Once again, local leaders have their hand extended requesting funding for the Fargo Moorhead Dam and Diversion.
A ritual that will be repeated many more times to fund a 2 billion plus and climbing project that, based on the United States Army Corps of Engineers statistics, which has a 99.98% chance of never being utilized.
Yet, in the same breath the USACE admits the project won’t fully protect Fargo Moorhead if a mythical 500 year flood were to occur.
Moorhead is squandering an opportunity to become the economic force that it could be. The downtown Moorhead area and corridor is ripe for revitalization.
Question: Does it make sense to pursue the rapacious Fargo Moorhead Dam and Diversion that largely benefits Fargo’s urban sprawl into a natural flood plain and future econmic development?
Question: Why would Moorhead and Clay County leaders continue to seek funding for a project that siphons the business and tax dollars away to Fargo?
Moorhead is much more than a second class suburb to Fargo and it’s self actualized water problems.
Here the story including editorial commentary…
by author: Kristen M. Daum, Fargo Forum, January 11, 2012
City and Clay County leaders met with Democratic Sen. Al Franken on Wednesday in the hopes of keeping federal dollars flowing in to fund work on the Red River diversion.
Franken discussed ongoing efforts to shore up Moorhead flood protection and the continued design of the diversion for nearly an hour with nine local officials.
Officials had one request of Franken: Secure another $30 million dollars toward the diversion project in the 2013 fiscal year budget, which begins Sept. 1.
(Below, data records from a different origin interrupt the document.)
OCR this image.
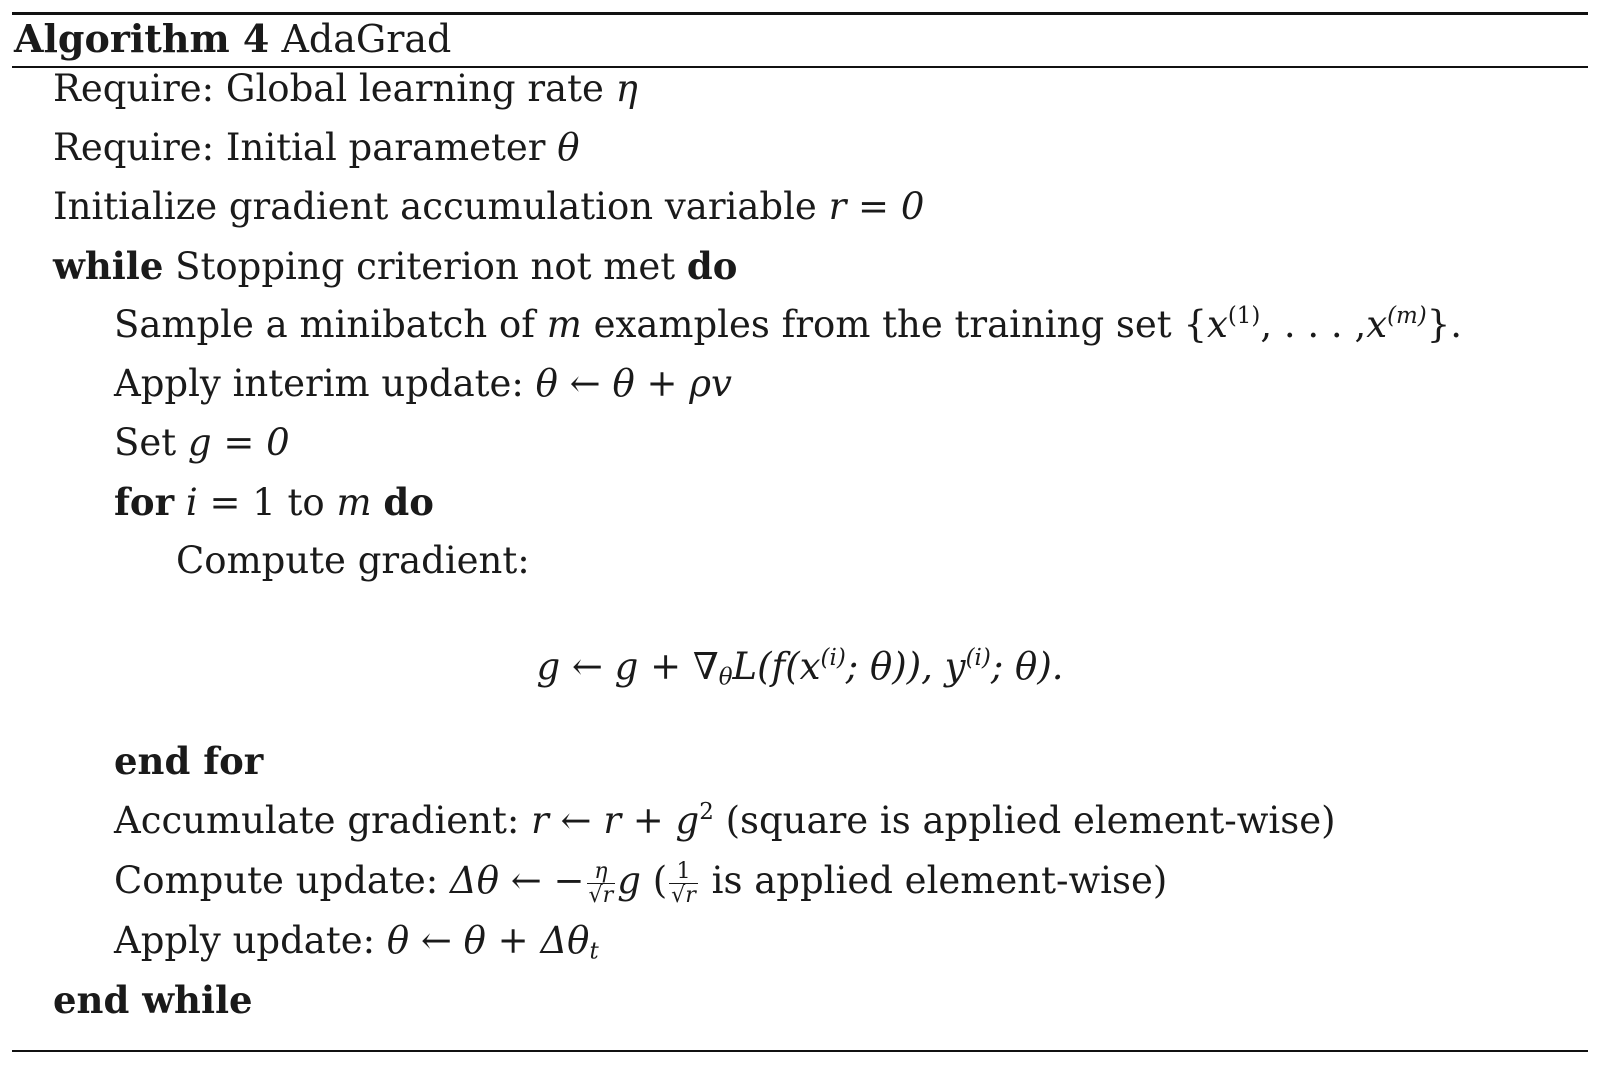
Algorithm 4 AdaGrad
Require: Global learning rate η
Require: Initial parameter θ
Initialize gradient accumulation variable r = 0
while Stopping criterion not met do
Sample a minibatch of m examples from the training set {$x^{(1)}$, . . . $,x^{(m)}$}.
Apply interim update: θ ← θ + ρv
Set g = 0
for i = 1 to m do
Compute gradient:
g ← $g + \nabla_\theta L(f(x^{(i)}$; θ)), $y^{(i)}$; θ).
end for
Accumulate gradient: r ← $r + g^2$ (square is applied element-wise)
Compute update: Δθ ← − $\frac{\eta}{√r}$ g ( $\frac{1}{√r}$ is applied element-wise)
Apply update: θ ← $\theta + \Delta\theta_t$
end while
Behind the scenes, local and federal engineers are plowing ahead with technical design, while Fargo-Moorhead leaders await congressional authorization for the project, a hurdle they hope to clear this year.
In the mean time, the federal share of costs is still necessary to move forward in advance of any construction on the diversion, Moorhead engineer Bob Zimmerman said.
Franken repeated his support for the $1.78 billion channel and commended local leaders on their continued work.
Editorial Comment: At some point it would be nice if the Fargo Moorhead Dam and Diversion proponents, city and state leaders and the Fargo Forum would actually read chronological page 169 (numbered 136) of the FEIS which detail the Fully Funded Total Project Cost Summary (LPP) by fiscal year.
Download: Fargo Moorhead Dam and Diversion (Total Project Cost Summary) (70kb)
“All of us feel the same way about this: It’s absolutely necessary,” Franken said. “The longer this drags out, the more expensive this gets.”
Moorhead Mayor Mark Voxland also told Franken of the city’s continued work to build levees up to a level of 42.5 feet – short-term protection that’s meant to work in concert with the diversion, which should protect to 46.7 feet.
“We’re being very aggressive because we don’t know what’s going to happen with the diversion,” Voxland said, adding that the short-term protection is Moorhead’s first priority.
“Once we get we get our short-term mitigation finished, then we’ll go back to the Legislature and really sing the song about the diversion” to secure state funding, he told Franken.
Editorial Comment: Moorhead is applauded for their efforts to protect the city to a realistic flood level. However, does it make sense to support a project that the DNR and National Wildlife Federation don’t support? What sense does it make to support a project that will violate Executive Order 11988 and encourage development of a natural flood plain which displaced massive amounts of water that will become a future threat to the city?
Singing a song to the legislature is tantamount to saying whatever it takes and embellishing whatever half-truth necessary to secure funding for a project that has a 99.98% chance of never being utilized to its design capacity.
It is curious how funding requests can be made when the actual final costs are not factually included in the Total Project Cost Summary.
To date, property owners south of the proposed Fargo Moorhead Dam and Diversion have not been presented buyout offers and farmers have not been presented compensation for water easements that will destroy their lively-hoods. How is it possible to the know the “real” Total Project Cost Summary when the most pivotal portion of the project has only been vaguely addressed?
Local leaders and staff who attended the meeting with Franken were: Voxland, Zimmerman, Moorhead City Council members Brenda Elmer and Nancy Otto, Moorhead City Manager Michael Redlinger, Clay County Commissioner Kevin Campbell, County Administrator Brian Berg, Diversion Authority public outreach spokesman Daron Selvig and Scott Ingvoldstad, of CH2MHill, the Diversion Authority’s project management firm.
Editorial Comment: Throughout the entire procedural process related to the Fargo Moorhead Dam and Diversion, the stakeholders that are expected to relinquish their land and lively-hoods have not had a seat anf voice at the table with representation looking out for their interests.
Perhaps it’s how proponents of the Fargo Moorhead Dam and Diversion live with the moral ambiguity of dismissing the rights of property owners that will be denied the free and unfettered value that others will invariably make a profit from.